L’autre homme qui aimait les femmes de la Nouvelle Vague, c’était lui, Claude Chabrol, né en 1930, qui a filmé presque toutes les grandes actrices du cinéma français depuis cinquante ans, dont le charme tempérait son nihilisme et attirait le public : sa seconde épouse, Stéphane Audran notamment dans son chef-d’oeuvre Le boucher consacré à un tueur en série (exceptionnel Jean Yann) de retour d’Algérie, Bernadette Lafont (Le beau serge, A double tour, dont la scène d’apparition est reprise par Tarantino pour filmer Sydney Poitier Jr. dans Boulevard de la mort) Isabelle Huppert (Violette Nozière, La Cérémonie, Madame Bovary, etc.), Jodie Foster (Le sang des autres, qui a inspiré Tarantino pour Inglourious Bastards), Marie Trintignant (Betty, le meilleur rôle de la disparue avec Série noire), Emmanuelle Béart (L’enfer), Sandrine Bonnaire (La cérémonie), Anna Mouglalis (Merci pour le chocolat), Nathalie Baye et Suzanne Flon (La fleur du mal), Laura Smet (La demoiselle d’honneur), Ludivine Sagnier (La fille coupée en deux, son dernier grand film)…
Bien sûr, ce fils de bourgeois qui a réalisé son premier film grâce à un héritage s’embourgeoisait parfois et filmait sans doute trop souvent pour ne pas éviter quelques navets, mais le bonhomme avait de l’humour, et considérait ses Folies bourgeoises comme le plus mauvais film de l’histoire du cinéma. Cet ancien critique des Cahiers du cinéma admirateur de Fritz Lang et Alfred Hitchcock possédait des anecdotes sur tous les cinéastes de l’âge classique, et a influencé la plupart des cinéastes contemporains de films policiers (voir les nombreux emprunts à ses films chez des cinéastes aussi différents que Christophe Honoré et Quentin Tarantino). Ses premiers films portaient les signes qui allaient devenir sa marque de fabrique : un ton badin, une bourgeoisie française décadente attachée à dissimuler ses vices, le cloisonnement des classes sociales, des seconds rôles exceptionnels, etc.
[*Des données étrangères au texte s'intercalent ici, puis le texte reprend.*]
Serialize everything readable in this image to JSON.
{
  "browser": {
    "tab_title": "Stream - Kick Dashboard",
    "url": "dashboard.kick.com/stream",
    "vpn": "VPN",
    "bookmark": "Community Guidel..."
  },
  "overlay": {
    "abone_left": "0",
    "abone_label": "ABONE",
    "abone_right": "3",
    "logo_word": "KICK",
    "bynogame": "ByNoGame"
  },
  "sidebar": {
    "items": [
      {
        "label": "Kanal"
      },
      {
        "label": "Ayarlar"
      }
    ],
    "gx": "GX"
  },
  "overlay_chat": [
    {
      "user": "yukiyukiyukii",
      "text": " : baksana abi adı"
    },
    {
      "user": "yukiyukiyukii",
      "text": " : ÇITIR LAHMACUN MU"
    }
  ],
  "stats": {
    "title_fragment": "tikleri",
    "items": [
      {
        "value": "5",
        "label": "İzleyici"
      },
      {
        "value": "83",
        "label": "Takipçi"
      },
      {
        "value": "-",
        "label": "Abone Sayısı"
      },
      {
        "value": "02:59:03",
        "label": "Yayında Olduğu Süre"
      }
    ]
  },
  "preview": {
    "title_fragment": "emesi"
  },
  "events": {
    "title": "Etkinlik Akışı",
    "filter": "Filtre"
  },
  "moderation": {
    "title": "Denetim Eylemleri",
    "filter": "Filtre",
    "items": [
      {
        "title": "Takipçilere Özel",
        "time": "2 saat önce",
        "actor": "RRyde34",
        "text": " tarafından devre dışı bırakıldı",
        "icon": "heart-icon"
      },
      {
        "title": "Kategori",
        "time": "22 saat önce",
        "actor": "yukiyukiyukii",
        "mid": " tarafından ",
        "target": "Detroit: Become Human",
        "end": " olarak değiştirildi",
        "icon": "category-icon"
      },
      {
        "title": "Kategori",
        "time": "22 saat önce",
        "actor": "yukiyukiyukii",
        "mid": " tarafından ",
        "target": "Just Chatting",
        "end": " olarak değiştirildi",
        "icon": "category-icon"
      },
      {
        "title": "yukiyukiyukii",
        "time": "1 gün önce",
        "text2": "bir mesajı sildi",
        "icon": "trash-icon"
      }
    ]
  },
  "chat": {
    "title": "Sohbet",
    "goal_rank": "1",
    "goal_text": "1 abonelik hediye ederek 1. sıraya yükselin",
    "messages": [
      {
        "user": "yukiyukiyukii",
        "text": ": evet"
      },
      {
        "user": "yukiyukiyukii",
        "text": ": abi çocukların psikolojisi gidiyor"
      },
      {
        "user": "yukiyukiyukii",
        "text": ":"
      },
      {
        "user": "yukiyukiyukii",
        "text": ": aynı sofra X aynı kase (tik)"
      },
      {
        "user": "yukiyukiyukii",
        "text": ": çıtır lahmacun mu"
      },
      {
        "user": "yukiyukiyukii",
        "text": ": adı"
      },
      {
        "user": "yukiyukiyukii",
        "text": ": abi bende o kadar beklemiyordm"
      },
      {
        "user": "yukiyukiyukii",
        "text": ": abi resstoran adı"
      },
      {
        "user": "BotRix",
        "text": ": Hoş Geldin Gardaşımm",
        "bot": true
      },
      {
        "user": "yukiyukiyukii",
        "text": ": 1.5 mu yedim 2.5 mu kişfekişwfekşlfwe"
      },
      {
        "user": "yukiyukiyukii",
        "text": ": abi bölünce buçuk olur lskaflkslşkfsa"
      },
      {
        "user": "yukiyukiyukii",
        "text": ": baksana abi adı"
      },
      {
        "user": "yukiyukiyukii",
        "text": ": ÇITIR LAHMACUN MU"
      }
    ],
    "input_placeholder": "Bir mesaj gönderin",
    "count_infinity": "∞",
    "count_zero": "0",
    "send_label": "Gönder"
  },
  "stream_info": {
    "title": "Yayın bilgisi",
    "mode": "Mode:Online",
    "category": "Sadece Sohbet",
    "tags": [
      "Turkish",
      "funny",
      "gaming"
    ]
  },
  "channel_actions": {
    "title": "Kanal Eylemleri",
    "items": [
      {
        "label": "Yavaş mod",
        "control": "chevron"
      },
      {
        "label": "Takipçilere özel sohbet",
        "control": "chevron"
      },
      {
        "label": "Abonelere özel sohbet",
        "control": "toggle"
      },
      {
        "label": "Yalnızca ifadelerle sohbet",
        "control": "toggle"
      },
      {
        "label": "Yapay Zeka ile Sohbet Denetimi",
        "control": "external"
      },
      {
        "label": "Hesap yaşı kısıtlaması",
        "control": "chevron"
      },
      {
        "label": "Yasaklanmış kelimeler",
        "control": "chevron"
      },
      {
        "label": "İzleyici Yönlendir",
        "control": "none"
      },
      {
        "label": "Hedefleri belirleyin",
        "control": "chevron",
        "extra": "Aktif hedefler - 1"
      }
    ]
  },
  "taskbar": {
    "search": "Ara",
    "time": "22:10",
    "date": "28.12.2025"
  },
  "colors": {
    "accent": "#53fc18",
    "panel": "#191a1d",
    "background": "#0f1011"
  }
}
Après la disparition de François Truffaut il y a 26 ans, nous perdons en moins d’un an deux piliers de la Nouvelle Vague, Eric Rohmer et Claude Chabrol. Celui qui avait mille raisons de disparaître avant eux tous pour donner l’impression d’avoir brûlé sa vie et sa santé, Jean-Luc Godard, les enterrera tous. Truffaut et Chabrol se sont portés caution pour permettre à Godard de filmer A bout de souffle. En plus d’être de grands cinéastes, ces deux-là ont été des passeurs toute leur vie, quand le Godard renonçait à la lutte internationale pour aller boire du thé en Suisse. Si le public se garde bien depuis longtemps d’aller voir les films de ce dernier, il appréciait ceux de Chabrol, qui était selon le Centre National de la Cinématographie le cinéaste dont les films avaient le plus souvent dépassé le seuil des 500 000 entrées en France. Alors que le cinéma français est de plus en plus segmenté par public (Arnaud Desplechin pour les intellectuels, Luc Besson pour les banlieues, etc.), Claude Chabrol a souvent été un rassembleur avec des histoires qui fouillaient dans les coins les plus obscurs de notre histoire (Guerre d’Algérie, collaboration sous Vichy, montée de l’extrême-droite, etc.). Ceux qui passent leur temps à lui jeter la pierre ont intérêt à faire autre chose que du cinéma de “l’indicible” car nous ne les manquerons pas dans ce blog.